Hi everyone,
we use Druid quite intensively and heavily rely on its result, but from time to time the same query is returning different result. We have a cluster of ~30 instances and sometimes we need to restart historical process in different instances.
I experienced a weird behavior of Druid while restarting historical nodes: it is returning a partial result until all nodes (that have segments for the requested data) are up and running.
I mean having partial result is obvious in that situation, but I would expect an empty result or an error until the entire cluster is up and stable again.

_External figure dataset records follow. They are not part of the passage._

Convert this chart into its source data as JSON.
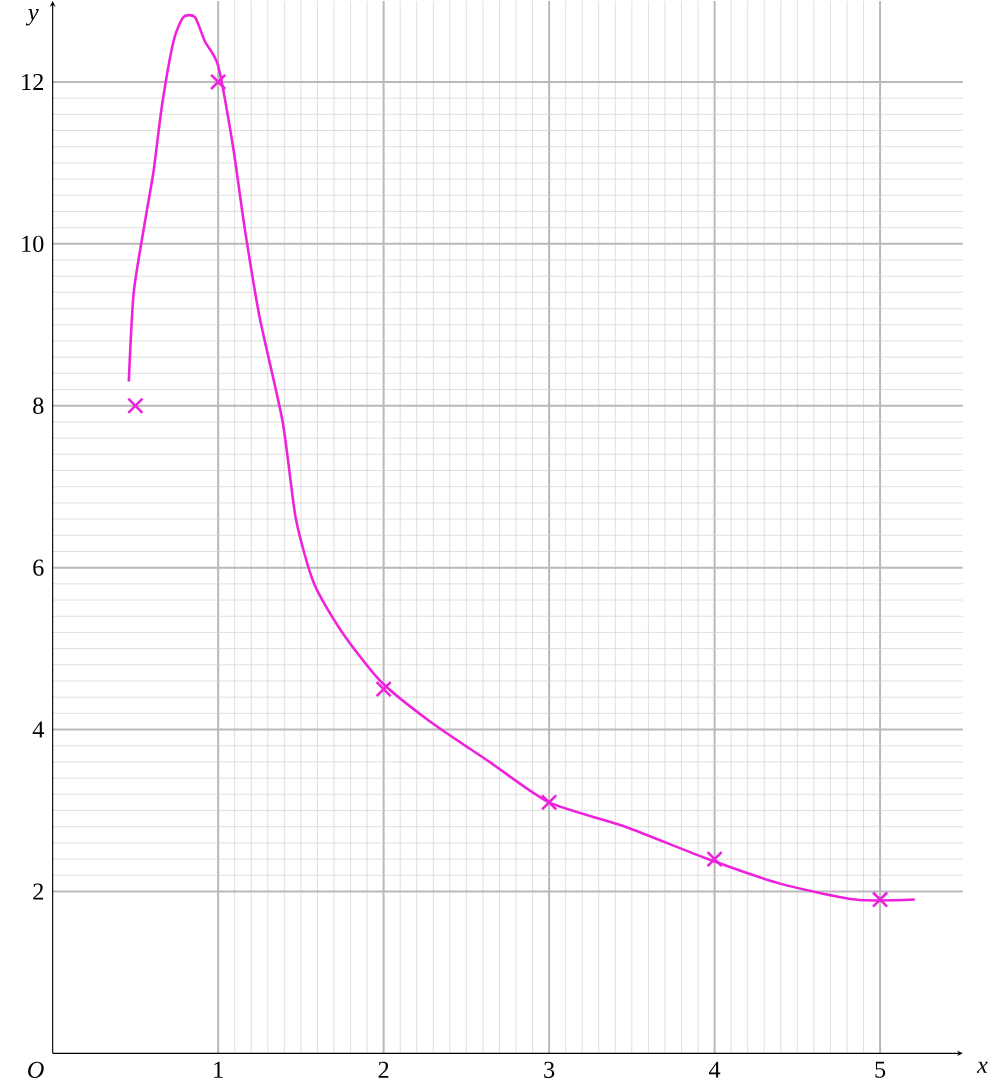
{
  "chart_data": {
    "type": "line",
    "xlabel": "x",
    "ylabel": "y",
    "annotations": [
      "O"
    ],
    "xlim": [
      0,
      5.5
    ],
    "ylim": [
      0,
      13
    ],
    "xticks": [
      1,
      2,
      3,
      4,
      5
    ],
    "yticks": [
      2,
      4,
      6,
      8,
      10,
      12
    ],
    "grid": true,
    "series": [
      {
        "color": "#ee22dd",
        "marker": "none",
        "x": [
          0.46,
          0.49,
          0.56,
          0.61,
          0.66,
          0.73,
          0.79,
          0.86,
          0.92,
          1.0,
          1.09,
          1.16,
          1.25,
          1.39,
          1.47,
          1.58,
          1.75,
          1.98,
          2.28,
          2.64,
          3.0,
          3.46,
          3.96,
          4.39,
          4.85,
          5.21
        ],
        "values": [
          8.3,
          9.4,
          10.3,
          10.9,
          11.7,
          12.5,
          12.8,
          12.8,
          12.5,
          12.2,
          11.2,
          10.2,
          9.1,
          7.8,
          6.6,
          5.8,
          5.2,
          4.6,
          4.1,
          3.6,
          3.1,
          2.8,
          2.4,
          2.1,
          1.9,
          1.9
        ]
      },
      {
        "type": "scatter",
        "color": "#ee22dd",
        "marker": "cross",
        "x": [
          0.5,
          1,
          2,
          3,
          4,
          5
        ],
        "values": [
          8.0,
          12.0,
          4.5,
          3.1,
          2.4,
          1.9
        ]
      }
    ]
  }
}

In my investigation I was forcing Druid to not use cache and during restarting all historical nodes I was firing the same query multiple times. Those are the results that I got:
query_1
// If Druid is not stable should return an empty result
query_2
// If Druid is not stable should return an empty result
query_3
“version”: “v1”,
“timestamp”: “2017-08-01T00:00:00.000Z”,
“event”: {
“requests”: 1522346231, // Druid starts to return incomplete result
“imps”: 3502031,
“clicks”: 13745
}
query_4
“version”: “v1”,
“timestamp”: “2017-08-01T00:00:00.000Z”,
“event”: {
“requests”: 16895798204, // all metrics are increasing
“imps”: 34952339,
“clicks”: 128912
}
query_5
“version”: “v1”,
“timestamp”: “2017-08-01T00:00:00.000Z”,
“event”: {
“requests”: 17529400203, // still increasing
“imps”: 36228979,
“clicks”: 133302
}
query_6
“version”: “v1”,
“timestamp”: “2017-08-01T00:00:00.000Z”,
“event”: {
“requests”: 17529400203, // from now on Druid is stable and it returns the correct result
“imps”: 36228979,
“clicks”: 133302
}
query_7
“version”: “v1”,
“timestamp”: “2017-08-01T00:00:00.000Z”,
“event”: {
“requests”: 17529400203, // from now on Druid is stable and it returns the correct result
“imps”: 36228979,
“clicks”: 133302
}
``
Does anyone know why this is happening?
Is there a way to configure Druid to avoid that behavior?